Abstract
It is now well established that nearby beating pairs of eukaryotic flagella or cilia typically synchronize in phase. A substantial body of evidence supports the hypothesis that hydrodynamic coupling between the active filaments, combined with waveform compliance, provides a robust mechanism for synchrony. This elastohydrodynamic mechanism has been incorporated into 'bead-spring' models in which the beating flagella are represented by microspheres tethered by radial springs as they are driven about orbits by internal forces. While these low-dimensional models reproduce the phenomenon of synchrony, their parameters are not readily relatable to those of the filaments they represent. More realistic models which reflect the underlying elasticity of the axonemes and the active force generation, take the form of fourth-order nonlinear PDEs.
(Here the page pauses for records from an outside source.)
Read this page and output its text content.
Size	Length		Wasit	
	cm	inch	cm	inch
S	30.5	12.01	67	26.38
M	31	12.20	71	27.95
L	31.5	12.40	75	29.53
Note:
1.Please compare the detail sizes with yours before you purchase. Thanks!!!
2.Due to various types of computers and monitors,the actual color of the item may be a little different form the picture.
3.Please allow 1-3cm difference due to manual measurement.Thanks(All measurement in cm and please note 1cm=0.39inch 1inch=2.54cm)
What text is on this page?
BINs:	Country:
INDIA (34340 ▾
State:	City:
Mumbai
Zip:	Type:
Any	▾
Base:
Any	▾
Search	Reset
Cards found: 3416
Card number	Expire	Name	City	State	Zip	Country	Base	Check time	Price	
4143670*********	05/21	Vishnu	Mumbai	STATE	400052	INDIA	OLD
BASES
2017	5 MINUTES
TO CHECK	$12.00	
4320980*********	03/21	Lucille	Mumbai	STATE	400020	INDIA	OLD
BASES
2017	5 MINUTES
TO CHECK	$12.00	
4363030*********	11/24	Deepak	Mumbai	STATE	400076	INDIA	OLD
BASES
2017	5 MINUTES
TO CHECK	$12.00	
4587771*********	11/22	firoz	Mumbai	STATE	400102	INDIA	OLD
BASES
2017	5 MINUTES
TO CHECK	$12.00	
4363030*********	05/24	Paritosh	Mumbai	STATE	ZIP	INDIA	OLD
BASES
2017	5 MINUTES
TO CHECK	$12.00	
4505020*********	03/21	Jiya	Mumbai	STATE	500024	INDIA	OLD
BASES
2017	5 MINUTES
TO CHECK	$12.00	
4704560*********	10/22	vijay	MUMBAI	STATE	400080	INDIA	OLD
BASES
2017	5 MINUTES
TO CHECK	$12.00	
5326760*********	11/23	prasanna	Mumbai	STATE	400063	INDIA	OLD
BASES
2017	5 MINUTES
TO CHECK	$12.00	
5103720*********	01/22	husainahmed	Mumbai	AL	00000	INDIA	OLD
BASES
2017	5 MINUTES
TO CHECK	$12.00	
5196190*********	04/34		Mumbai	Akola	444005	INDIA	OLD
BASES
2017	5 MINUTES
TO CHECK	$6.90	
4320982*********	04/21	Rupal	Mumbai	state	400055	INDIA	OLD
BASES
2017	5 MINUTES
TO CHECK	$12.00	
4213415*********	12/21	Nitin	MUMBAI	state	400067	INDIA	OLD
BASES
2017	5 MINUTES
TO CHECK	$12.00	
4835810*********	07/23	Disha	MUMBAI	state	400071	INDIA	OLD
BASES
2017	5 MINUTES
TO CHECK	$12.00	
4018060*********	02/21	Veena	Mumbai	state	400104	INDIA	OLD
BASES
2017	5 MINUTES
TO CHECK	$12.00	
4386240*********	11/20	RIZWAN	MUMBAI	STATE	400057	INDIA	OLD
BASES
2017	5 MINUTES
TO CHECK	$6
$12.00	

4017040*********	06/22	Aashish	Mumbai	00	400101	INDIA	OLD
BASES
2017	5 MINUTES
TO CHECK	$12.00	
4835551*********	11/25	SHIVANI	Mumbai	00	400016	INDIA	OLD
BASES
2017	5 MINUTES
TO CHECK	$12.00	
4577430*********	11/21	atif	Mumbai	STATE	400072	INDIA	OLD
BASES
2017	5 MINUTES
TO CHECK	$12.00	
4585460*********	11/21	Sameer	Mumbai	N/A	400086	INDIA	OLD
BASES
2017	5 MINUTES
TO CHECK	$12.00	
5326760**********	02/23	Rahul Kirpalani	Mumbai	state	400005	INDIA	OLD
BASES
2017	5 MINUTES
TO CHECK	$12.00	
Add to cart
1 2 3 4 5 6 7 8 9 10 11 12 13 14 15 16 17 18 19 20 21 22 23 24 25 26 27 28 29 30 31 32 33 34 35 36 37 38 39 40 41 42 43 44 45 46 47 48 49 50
While computational studies have shown the occurrence of synchrony, the effects of hydrodynamic coupling between nearby filaments governed by such continuum models have been theoretically examined only in the regime of interflagellar distances d large compared to flagellar length L. Yet, in many biological situations d/L ≪ 1. Here, we first present an asymptotic analysis of the hydrodynamic coupling between two extended filaments in the regime d/L ≪ 1, and find that the form of the coupling is independent of the microscopic details of the internal forces that govern the motion of the individual filaments. The analysis is analogous to that yielding the localized induction approximation for vortex filament motion, extended to the case of mutual induction. In order to understand how the elastohydrodynamic coupling mechanism leads to synchrony of extended objects, we introduce a heuristic model of flagellar beating. The model takes the form of a single fourth-order nonlinear PDE whose form is derived from symmetry considerations, the physics of elasticity, and the overdamped nature of the dynamics. Analytical and numerical studies of this model illustrate how synchrony between a pair of filaments is achieved through the asymptotic coupling.
Highlights
In most of the contexts in biology in which groups of cilia or flagella are found they exhibit some form of synchronized behavior
We present the derivation of the force on one filament only, say, filament 1, as the dynamics of the other can be deduced by symmetry
As the dynamics is translational invariant in y, there can be no terms explicitly dependent on h1 itself. Motivated by these results and with an eye toward the simplest partial differential equations (PDEs) that will encode a characteristic wavelength, amplitude, and frequency of flagellar beating, we propose a form in which the left-right symmetry is broken with the derivative of the lowest order possible
Summary
In most of the contexts in biology in which groups of cilia or flagella are found they exhibit some form of synchronized behavior. The recognition that hydrodynamic interactions alone are insufficient to generate dynamical evolution toward synchrony and that some form of generalized flexibility is necessary had already been seen in the study of rotating helices as a model for bacterial flagella [10] This notion of orbital compliance was subsequently incorporated into several variants of bead-spring models [11,12,13] of ciliary dynamics in which each beating filament is replaced by a moving microsphere that is driven around an orbit by internal forces and allowed to deviate by a radial spring.